Barron's ~ When journalist Kim Kavin decided that she wanted a puppy, she did what millions of people do every year: clicked on an online photo and submitted an application. She had no idea that the adorable brindle puppy—advertised as healthy and near her home in New Jersey—was actually a last-minute rescue from a gas-chamber shelter in North Carolina.
Blue had arrived in the Northeast with at least a dozen other dogs in an RV that is just one among countless transports whose sponsors are dedicating their efforts to saving dogs by any means possible. Blue was happy and friendly, but he seemed to have endured some unusual albeit unknown ordeal. The dog’s manner prompted Kavin to trace his history all the way back to a long row of cages where Blue had been tagged to be put down in just three more days.

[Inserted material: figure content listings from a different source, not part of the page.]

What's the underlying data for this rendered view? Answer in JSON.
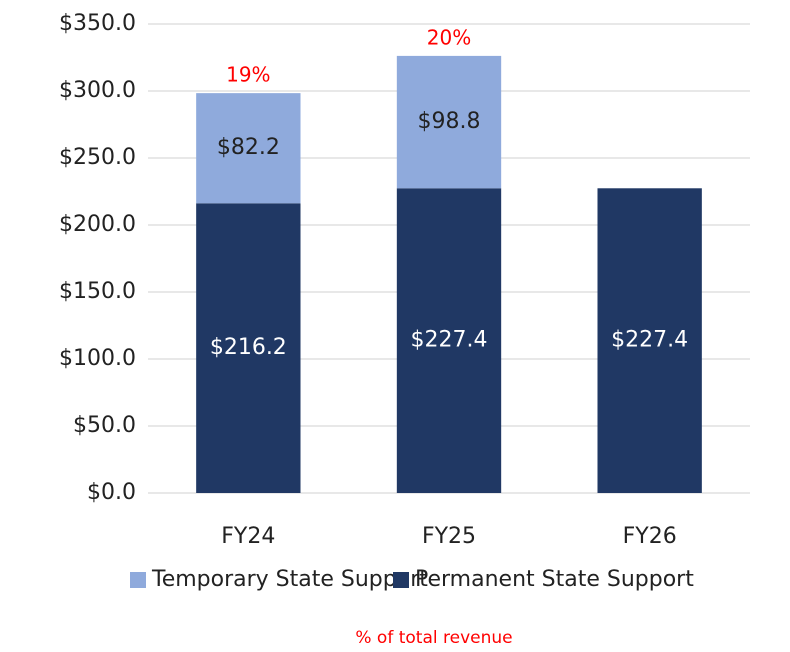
{
  "chart_data": {
    "type": "stacked_bar",
    "categories": [
      "FY24",
      "FY25",
      "FY26"
    ],
    "series": [
      {
        "name": "Permanent State Support",
        "color": "#203864",
        "values": [
          216.2,
          227.4,
          227.4
        ],
        "value_labels": [
          "$216.2",
          "$227.4",
          "$227.4"
        ]
      },
      {
        "name": "Temporary State Support",
        "color": "#8faadc",
        "values": [
          82.2,
          98.8,
          null
        ],
        "value_labels": [
          "$82.2",
          "$98.8",
          null
        ]
      }
    ],
    "percent_labels": [
      "19%",
      "20%",
      null
    ],
    "ylim": [
      0,
      350
    ],
    "yticks": [
      {
        "value": 0,
        "label": "$0.0"
      },
      {
        "value": 50,
        "label": "$50.0"
      },
      {
        "value": 100,
        "label": "$100.0"
      },
      {
        "value": 150,
        "label": "$150.0"
      },
      {
        "value": 200,
        "label": "$200.0"
      },
      {
        "value": 250,
        "label": "$250.0"
      },
      {
        "value": 300,
        "label": "$300.0"
      },
      {
        "value": 350,
        "label": "$350.0"
      }
    ],
    "grid": true,
    "legend": "bottom",
    "note": "% of total revenue"
  }
}
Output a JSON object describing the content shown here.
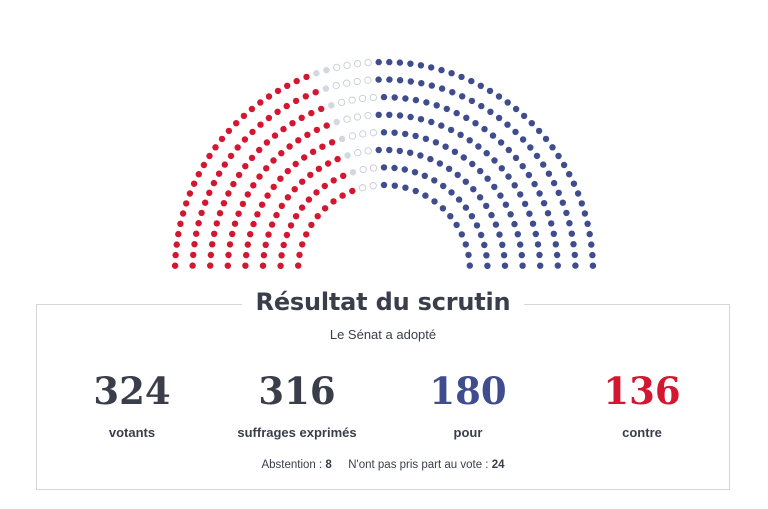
{
  "hemicycle": {
    "colors": {
      "contre": "#d31730",
      "pour": "#3f4c8d",
      "abstention": "#d4d7df",
      "nppv": "#ffffff"
    },
    "counts": {
      "contre": 136,
      "pour": 180,
      "abstention": 8,
      "nppv": 24
    }
  },
  "result": {
    "title": "Résultat du scrutin",
    "subtitle": "Le Sénat a adopté",
    "stats": [
      {
        "value": "324",
        "label": "votants"
      },
      {
        "value": "316",
        "label": "suffrages exprimés"
      },
      {
        "value": "180",
        "label": "pour"
      },
      {
        "value": "136",
        "label": "contre"
      }
    ],
    "footer": {
      "abstention_label": "Abstention :",
      "abstention_value": "8",
      "nppv_label": "N'ont pas pris part au vote :",
      "nppv_value": "24"
    }
  }
}
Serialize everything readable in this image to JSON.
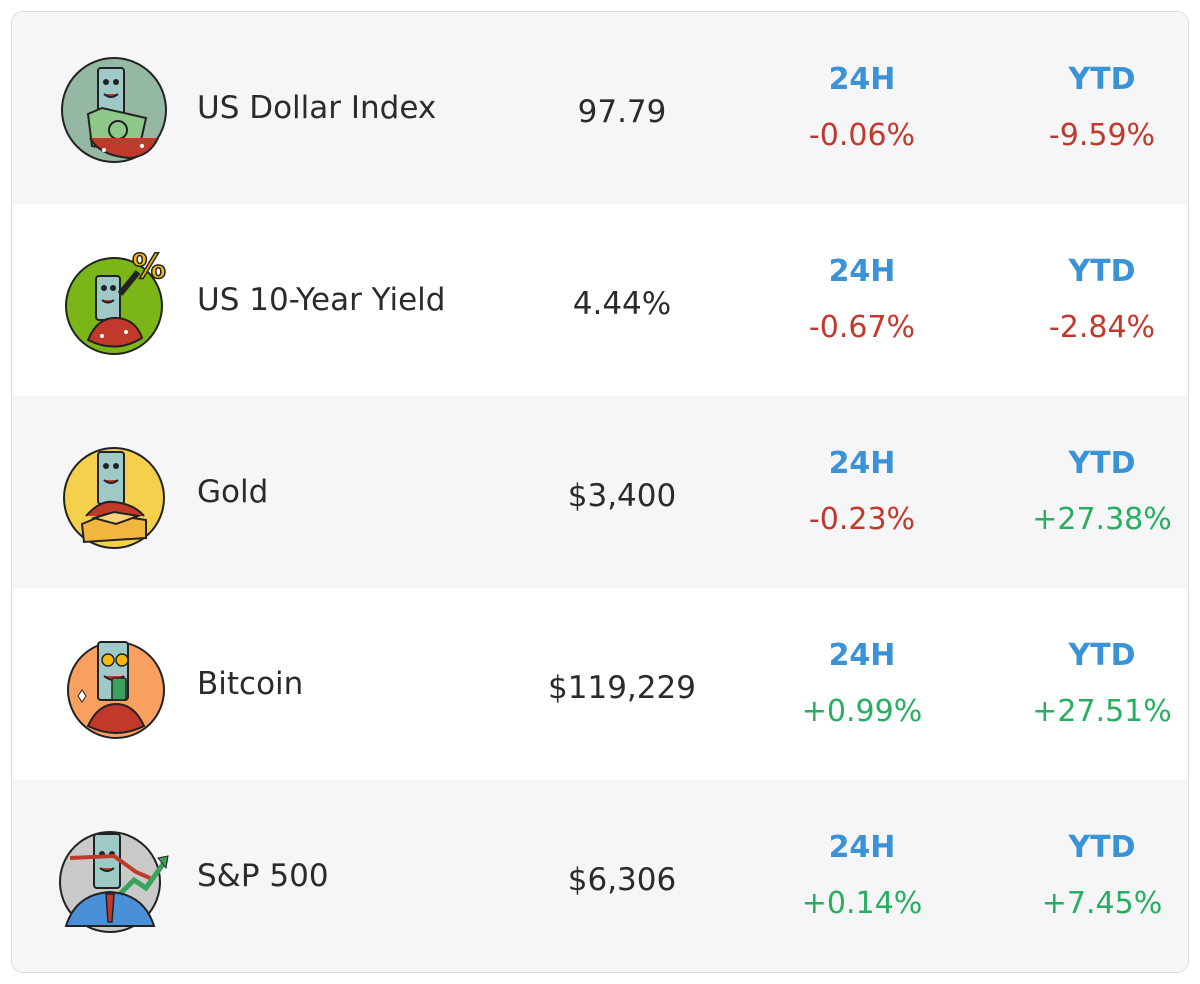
{
  "colors": {
    "label_blue": "#3a93d6",
    "negative_red": "#c0392b",
    "positive_green": "#27ae60",
    "text_dark": "#2b2b2b"
  },
  "header_labels": {
    "day": "24H",
    "ytd": "YTD"
  },
  "assets": [
    {
      "name": "US Dollar Index",
      "price": "97.79",
      "change_24h": "-0.06%",
      "change_ytd": "-9.59%",
      "icon": "dollar-character-icon",
      "icon_bg": "#94b8a4"
    },
    {
      "name": "US 10-Year Yield",
      "price": "4.44%",
      "change_24h": "-0.67%",
      "change_ytd": "-2.84%",
      "icon": "percent-character-icon",
      "icon_bg": "#7cb518"
    },
    {
      "name": "Gold",
      "price": "$3,400",
      "change_24h": "-0.23%",
      "change_ytd": "+27.38%",
      "icon": "gold-bars-character-icon",
      "icon_bg": "#f4d04c"
    },
    {
      "name": "Bitcoin",
      "price": "$119,229",
      "change_24h": "+0.99%",
      "change_ytd": "+27.51%",
      "icon": "bitcoin-character-icon",
      "icon_bg": "#f8a060"
    },
    {
      "name": "S&P 500",
      "price": "$6,306",
      "change_24h": "+0.14%",
      "change_ytd": "+7.45%",
      "icon": "stock-chart-character-icon",
      "icon_bg": "#c9c9c9"
    }
  ]
}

Little Boy Blue is the true story of one sweet puppy’s journey of survival. It’s also a shocking exposé that describes a brutal ongoing reality inside some of this country’s taxpayer-funded shelters. But Little Boy Blue also tells an inspiring story of the grass-roots rescue network that has exploded across the nation in recent years. Readers will come to know and love a very special dog who now brings smiles to the faces of everyone he meets. From a single click of Kim Kavin’s computer mouse, Blue’s journey of a lifetime began. This is the story of Little Boy Blue, told with candor and a great deal of love. Readers will see Blue and other foster dogs that have been rescued by Kim Kavin in this book’s color photo insert.
I was expecting a cute story about a woman and her dog. Awesome!

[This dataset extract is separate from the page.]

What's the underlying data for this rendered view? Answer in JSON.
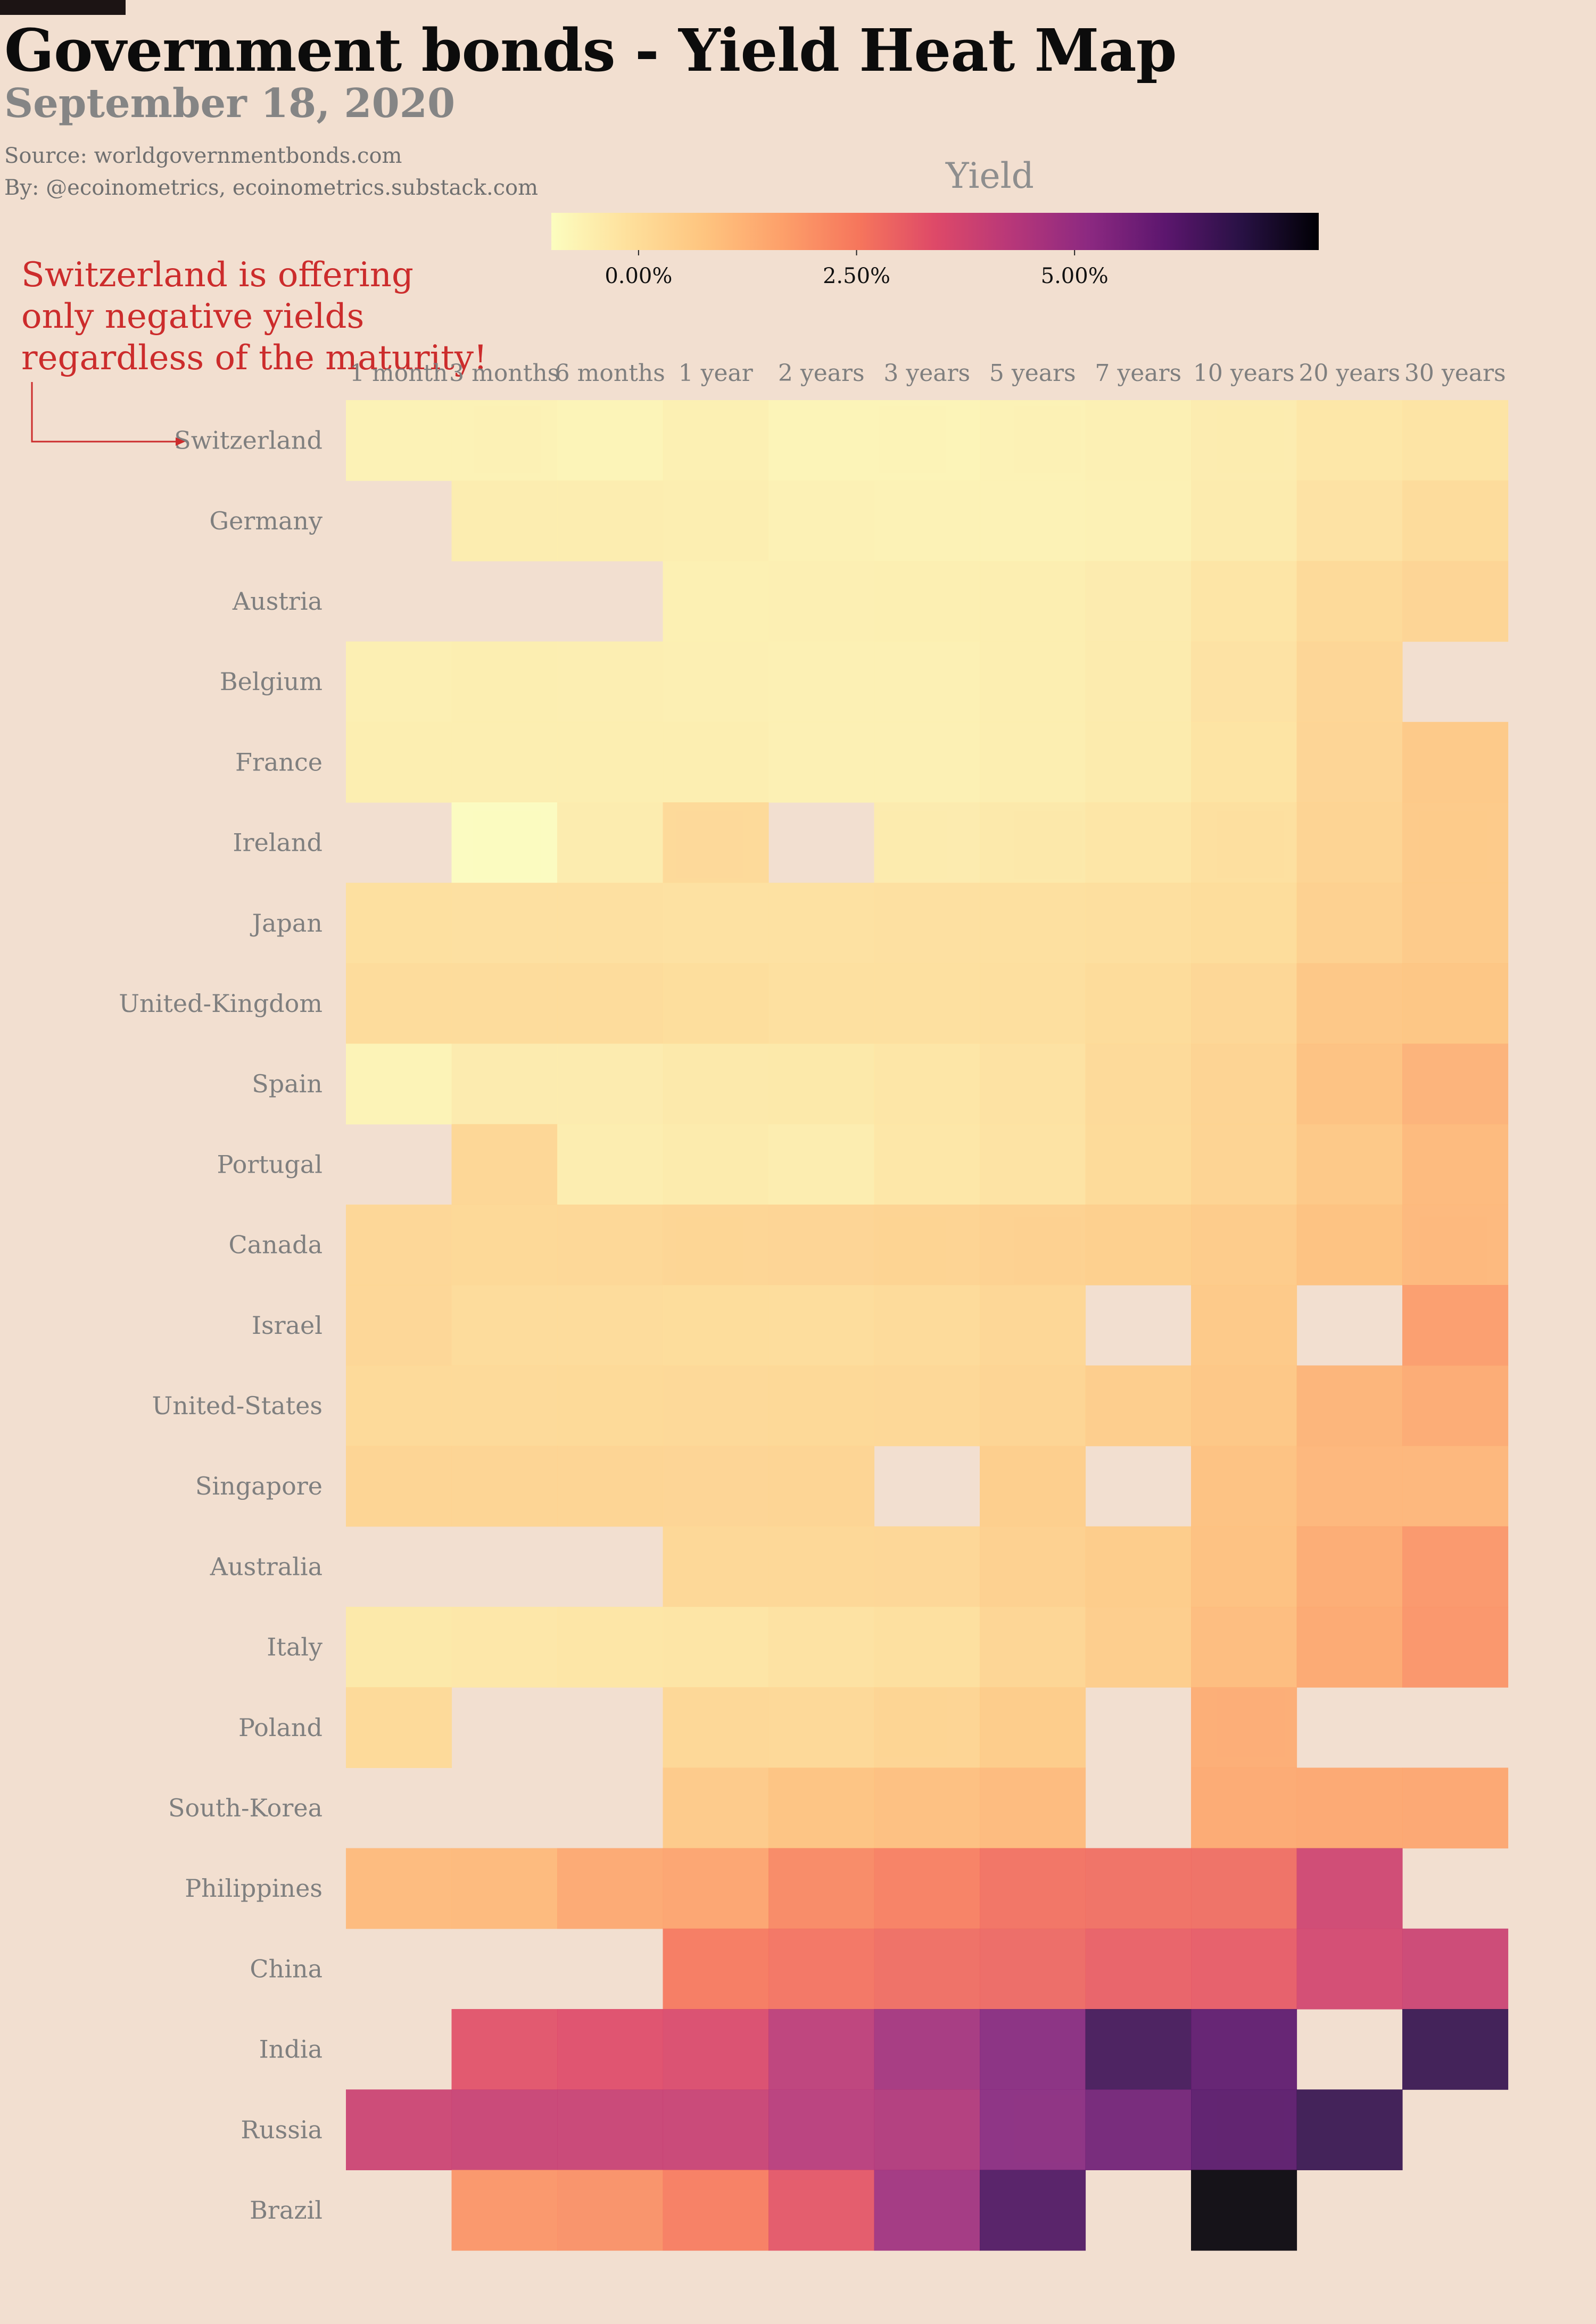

Instead, I discovered it was a powerful exposé of animal shelters and rescues in the U.S.
Kim lives in New Jersey. After she adopted Blue (who she named after the character in the movie, Old School), a sweet and friendly puppy, she was curious about where he came from.
She tracked his origins to a funded shelter in Person County, North Carolina, which has a gas chamber and a 95% kill rate. Can you imagine??!! Blue had been three days away from entering that gas chamber when he was taken by a dog rescue group, neutered in a "van", put in an RV and delivered to Kim in a parking lot.

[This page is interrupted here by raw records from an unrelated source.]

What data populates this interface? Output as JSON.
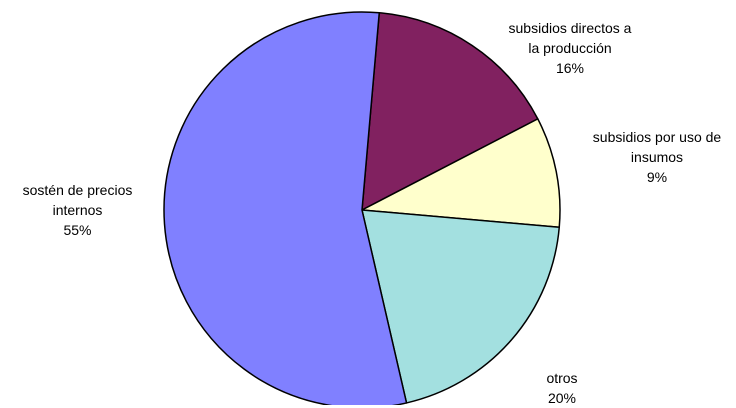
{
  "chart_data": {
    "type": "pie",
    "title": "",
    "start_angle_deg": 5,
    "direction": "clockwise",
    "slices": [
      {
        "label_lines": [
          "subsidios directos a",
          "la producción"
        ],
        "percent_label": "16%",
        "value": 16,
        "color": "#812160"
      },
      {
        "label_lines": [
          "subsidios por uso de",
          "insumos"
        ],
        "percent_label": "9%",
        "value": 9,
        "color": "#FFFFCC"
      },
      {
        "label_lines": [
          "otros"
        ],
        "percent_label": "20%",
        "value": 20,
        "color": "#A3E0E0"
      },
      {
        "label_lines": [
          "sostén de precios",
          "internos"
        ],
        "percent_label": "55%",
        "value": 55,
        "color": "#8080FF"
      }
    ],
    "edge_color": "#000000"
  }
}
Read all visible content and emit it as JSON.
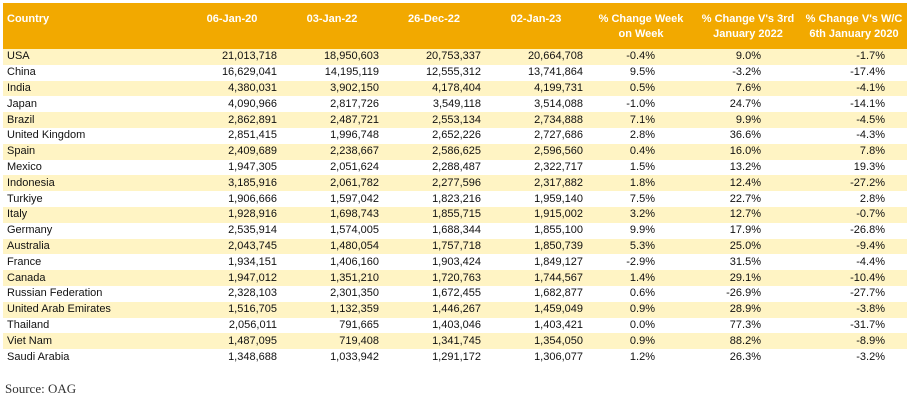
{
  "table": {
    "headers": {
      "country": "Country",
      "c1": "06-Jan-20",
      "c2": "03-Jan-22",
      "c3": "26-Dec-22",
      "c4": "02-Jan-23",
      "c5": "% Change Week on Week",
      "c6": "% Change V's 3rd January 2022",
      "c7": "% Change V's W/C 6th January 2020"
    },
    "rows": [
      [
        "USA",
        "21,013,718",
        "18,950,603",
        "20,753,337",
        "20,664,708",
        "-0.4%",
        "9.0%",
        "-1.7%"
      ],
      [
        "China",
        "16,629,041",
        "14,195,119",
        "12,555,312",
        "13,741,864",
        "9.5%",
        "-3.2%",
        "-17.4%"
      ],
      [
        "India",
        "4,380,031",
        "3,902,150",
        "4,178,404",
        "4,199,731",
        "0.5%",
        "7.6%",
        "-4.1%"
      ],
      [
        "Japan",
        "4,090,966",
        "2,817,726",
        "3,549,118",
        "3,514,088",
        "-1.0%",
        "24.7%",
        "-14.1%"
      ],
      [
        "Brazil",
        "2,862,891",
        "2,487,721",
        "2,553,134",
        "2,734,888",
        "7.1%",
        "9.9%",
        "-4.5%"
      ],
      [
        "United Kingdom",
        "2,851,415",
        "1,996,748",
        "2,652,226",
        "2,727,686",
        "2.8%",
        "36.6%",
        "-4.3%"
      ],
      [
        "Spain",
        "2,409,689",
        "2,238,667",
        "2,586,625",
        "2,596,560",
        "0.4%",
        "16.0%",
        "7.8%"
      ],
      [
        "Mexico",
        "1,947,305",
        "2,051,624",
        "2,288,487",
        "2,322,717",
        "1.5%",
        "13.2%",
        "19.3%"
      ],
      [
        "Indonesia",
        "3,185,916",
        "2,061,782",
        "2,277,596",
        "2,317,882",
        "1.8%",
        "12.4%",
        "-27.2%"
      ],
      [
        "Turkiye",
        "1,906,666",
        "1,597,042",
        "1,823,216",
        "1,959,140",
        "7.5%",
        "22.7%",
        "2.8%"
      ],
      [
        "Italy",
        "1,928,916",
        "1,698,743",
        "1,855,715",
        "1,915,002",
        "3.2%",
        "12.7%",
        "-0.7%"
      ],
      [
        "Germany",
        "2,535,914",
        "1,574,005",
        "1,688,344",
        "1,855,100",
        "9.9%",
        "17.9%",
        "-26.8%"
      ],
      [
        "Australia",
        "2,043,745",
        "1,480,054",
        "1,757,718",
        "1,850,739",
        "5.3%",
        "25.0%",
        "-9.4%"
      ],
      [
        "France",
        "1,934,151",
        "1,406,160",
        "1,903,424",
        "1,849,127",
        "-2.9%",
        "31.5%",
        "-4.4%"
      ],
      [
        "Canada",
        "1,947,012",
        "1,351,210",
        "1,720,763",
        "1,744,567",
        "1.4%",
        "29.1%",
        "-10.4%"
      ],
      [
        "Russian Federation",
        "2,328,103",
        "2,301,350",
        "1,672,455",
        "1,682,877",
        "0.6%",
        "-26.9%",
        "-27.7%"
      ],
      [
        "United Arab Emirates",
        "1,516,705",
        "1,132,359",
        "1,446,267",
        "1,459,049",
        "0.9%",
        "28.9%",
        "-3.8%"
      ],
      [
        "Thailand",
        "2,056,011",
        "791,665",
        "1,403,046",
        "1,403,421",
        "0.0%",
        "77.3%",
        "-31.7%"
      ],
      [
        "Viet Nam",
        "1,487,095",
        "719,408",
        "1,341,745",
        "1,354,050",
        "0.9%",
        "88.2%",
        "-8.9%"
      ],
      [
        "Saudi Arabia",
        "1,348,688",
        "1,033,942",
        "1,291,172",
        "1,306,077",
        "1.2%",
        "26.3%",
        "-3.2%"
      ]
    ]
  },
  "source": "Source: OAG",
  "colors": {
    "header_bg": "#f2a900",
    "stripe": "#fff4c4"
  }
}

This prompted her to investigate animal shelters, rescues, traveling neutering vans, animal hoarding, etc. And she's not afraid to name names.
This is a must-read for all dog lovers and will probably prompt you to do something ... anything ... to help dogs have a better life in forever homes.
What can you do? Volunteer, foster dogs, neuter your dog so there isn't an over abundance of dogs, don't buy from puppy mills, buy rescue dogs instead of purebreds, investigate to whom you are donating your money so you can be assured that you aren't supporting shelters with gas chambers or who sell dogs for dogfighting, as bait, or for experiments.
I received a copy of this book at no charge in exchange for my honest review.